According to court documents, Romano was known to sell drugs and, based on phone records, had made plans to meet with Schell to sell to him. The men arranged to meet about 1:30 a.m. at a WinCo Foods on Northeast 119th Street.

Instead, Schell set up Romano to be robbed by Oson and Flores, court records say. Foerster said Oson forced Schell — a man he’d met through a work release program in another criminal case — at gunpoint to find him “someone, anyone to rob” on the night before the shooting.

Schell looked through his cellphone and picked Romano, whom he knew from an outpatient drug treatment program. Their relationship centered on drugs, Foerster said.

Once Oson had his target, he recruited Flores as the driver, the prosecutor said. The two men had only known each other for a few weeks. Flores had been working on Oson’s car, and they had used drugs together, Foerster said.

Phone records and surveillance footage from around the Vancouver area show the men planning their ambush before arriving at WinCo, Foerster said.

It’s unknown what exactly happened in the store’s parking lot. Video surveillance from WinCo showed a fight in the parking lot between Romano, Flores and Oson, court records say. Romano fled in his Toyota Corolla and was pursued by a Lincoln LS sedan, driven by Flores, with Oson as the passenger, according to an affidavit of probable cause.

The vehicles were southbound on Highway 503 when the Lincoln pulled up along the driver’s side of Romano’s car, and Oson shot him. Romano lost control of his vehicle, left the road and crashed. The Lincoln sped away, the affidavit said.

Once troopers were aware that a homicide had occurred, an investigator tied the three defendants to the killing using phone records. Oson had been using multiple phones, but Facebook messages showed all of the numbers he was using, Foerster said. Additionally, cellphone tower location data puts Oson near the scene minutes after the slaying, she said.

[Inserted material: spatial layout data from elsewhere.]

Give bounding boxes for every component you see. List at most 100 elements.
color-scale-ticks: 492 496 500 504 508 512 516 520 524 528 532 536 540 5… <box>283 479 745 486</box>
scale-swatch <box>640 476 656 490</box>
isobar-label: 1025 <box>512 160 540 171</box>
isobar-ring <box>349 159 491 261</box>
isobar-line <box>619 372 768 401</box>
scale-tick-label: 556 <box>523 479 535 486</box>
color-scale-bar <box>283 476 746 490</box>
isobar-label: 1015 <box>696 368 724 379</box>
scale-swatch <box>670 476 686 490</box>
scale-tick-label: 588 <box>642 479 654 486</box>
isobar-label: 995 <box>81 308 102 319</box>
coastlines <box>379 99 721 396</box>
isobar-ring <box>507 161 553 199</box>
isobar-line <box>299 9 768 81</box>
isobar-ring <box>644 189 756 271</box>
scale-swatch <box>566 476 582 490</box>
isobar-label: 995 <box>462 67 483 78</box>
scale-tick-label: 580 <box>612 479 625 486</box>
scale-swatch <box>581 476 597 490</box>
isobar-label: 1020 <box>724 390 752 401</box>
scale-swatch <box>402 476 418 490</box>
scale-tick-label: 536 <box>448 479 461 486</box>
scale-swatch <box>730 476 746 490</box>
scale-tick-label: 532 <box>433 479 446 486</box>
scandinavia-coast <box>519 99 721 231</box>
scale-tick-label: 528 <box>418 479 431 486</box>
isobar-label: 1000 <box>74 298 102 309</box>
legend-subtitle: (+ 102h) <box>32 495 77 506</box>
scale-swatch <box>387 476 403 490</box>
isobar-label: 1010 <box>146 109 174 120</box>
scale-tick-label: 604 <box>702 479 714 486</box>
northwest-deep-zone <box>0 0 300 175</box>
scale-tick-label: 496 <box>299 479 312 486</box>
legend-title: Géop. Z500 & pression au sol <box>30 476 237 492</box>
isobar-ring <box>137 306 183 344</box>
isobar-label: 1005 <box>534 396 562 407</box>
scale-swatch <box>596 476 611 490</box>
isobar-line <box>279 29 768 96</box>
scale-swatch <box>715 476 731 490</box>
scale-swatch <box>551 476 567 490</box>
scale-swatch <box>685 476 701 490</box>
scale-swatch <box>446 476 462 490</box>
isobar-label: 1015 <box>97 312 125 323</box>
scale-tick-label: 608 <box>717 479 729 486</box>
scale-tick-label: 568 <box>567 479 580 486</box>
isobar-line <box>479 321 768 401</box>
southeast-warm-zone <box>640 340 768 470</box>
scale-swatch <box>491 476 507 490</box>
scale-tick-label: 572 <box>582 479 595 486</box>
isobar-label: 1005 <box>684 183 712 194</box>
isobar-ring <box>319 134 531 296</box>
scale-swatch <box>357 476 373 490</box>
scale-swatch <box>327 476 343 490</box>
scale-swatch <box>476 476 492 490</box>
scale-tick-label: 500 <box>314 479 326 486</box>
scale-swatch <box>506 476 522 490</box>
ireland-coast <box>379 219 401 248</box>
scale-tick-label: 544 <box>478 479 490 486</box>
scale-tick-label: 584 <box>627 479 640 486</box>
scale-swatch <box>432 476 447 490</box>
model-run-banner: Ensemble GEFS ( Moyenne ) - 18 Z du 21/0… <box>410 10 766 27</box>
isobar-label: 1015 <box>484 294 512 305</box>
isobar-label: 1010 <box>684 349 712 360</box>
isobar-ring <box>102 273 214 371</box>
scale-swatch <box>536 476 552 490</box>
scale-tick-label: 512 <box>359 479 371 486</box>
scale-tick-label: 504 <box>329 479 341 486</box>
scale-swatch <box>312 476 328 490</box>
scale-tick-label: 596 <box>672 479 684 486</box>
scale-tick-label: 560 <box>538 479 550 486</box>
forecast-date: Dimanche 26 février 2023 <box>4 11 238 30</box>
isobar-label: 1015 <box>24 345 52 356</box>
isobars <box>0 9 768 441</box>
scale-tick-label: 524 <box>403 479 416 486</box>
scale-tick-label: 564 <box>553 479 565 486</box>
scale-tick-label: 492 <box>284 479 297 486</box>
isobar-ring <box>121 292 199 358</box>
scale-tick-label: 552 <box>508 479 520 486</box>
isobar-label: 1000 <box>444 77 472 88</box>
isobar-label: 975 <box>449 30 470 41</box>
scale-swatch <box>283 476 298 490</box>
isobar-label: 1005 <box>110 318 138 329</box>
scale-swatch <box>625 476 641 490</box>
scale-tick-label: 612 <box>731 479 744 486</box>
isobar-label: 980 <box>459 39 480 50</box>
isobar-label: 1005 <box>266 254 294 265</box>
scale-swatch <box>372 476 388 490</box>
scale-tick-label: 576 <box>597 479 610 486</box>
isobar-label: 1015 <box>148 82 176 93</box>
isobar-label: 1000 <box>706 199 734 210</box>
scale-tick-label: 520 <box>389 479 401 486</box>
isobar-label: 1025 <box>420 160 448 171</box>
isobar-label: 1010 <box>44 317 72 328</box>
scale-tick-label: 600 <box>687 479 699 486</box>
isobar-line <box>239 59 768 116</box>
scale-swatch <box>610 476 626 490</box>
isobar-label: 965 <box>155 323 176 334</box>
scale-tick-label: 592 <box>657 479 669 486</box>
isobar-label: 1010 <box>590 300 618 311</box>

The prosecution noted Oson also told a cell mate while at the Clark County Jail that “they got me on assault, but they’re going to get me on murder.” Oson allegedly told the same man where the murder weapon, a chrome shotgun, was located, and law enforcement used that information to find the gun, Foerster said.

An analysis of the shotgun found Oson’s DNA on the trigger and pump, according to the prosecution.

“It’s important to look at the big picture. Each piece of evidence doesn’t provide a clear picture, but when put together, the picture is absolutely clear. … It is clear that Mr. Oson is responsible for the death,” Foerster said.

Oson’s trial continues today.

Flores pleaded guilty in October to second-degree conspiracy to commit murder. His sentencing is set for Feb. 11. Schell is set to go to trial April 20.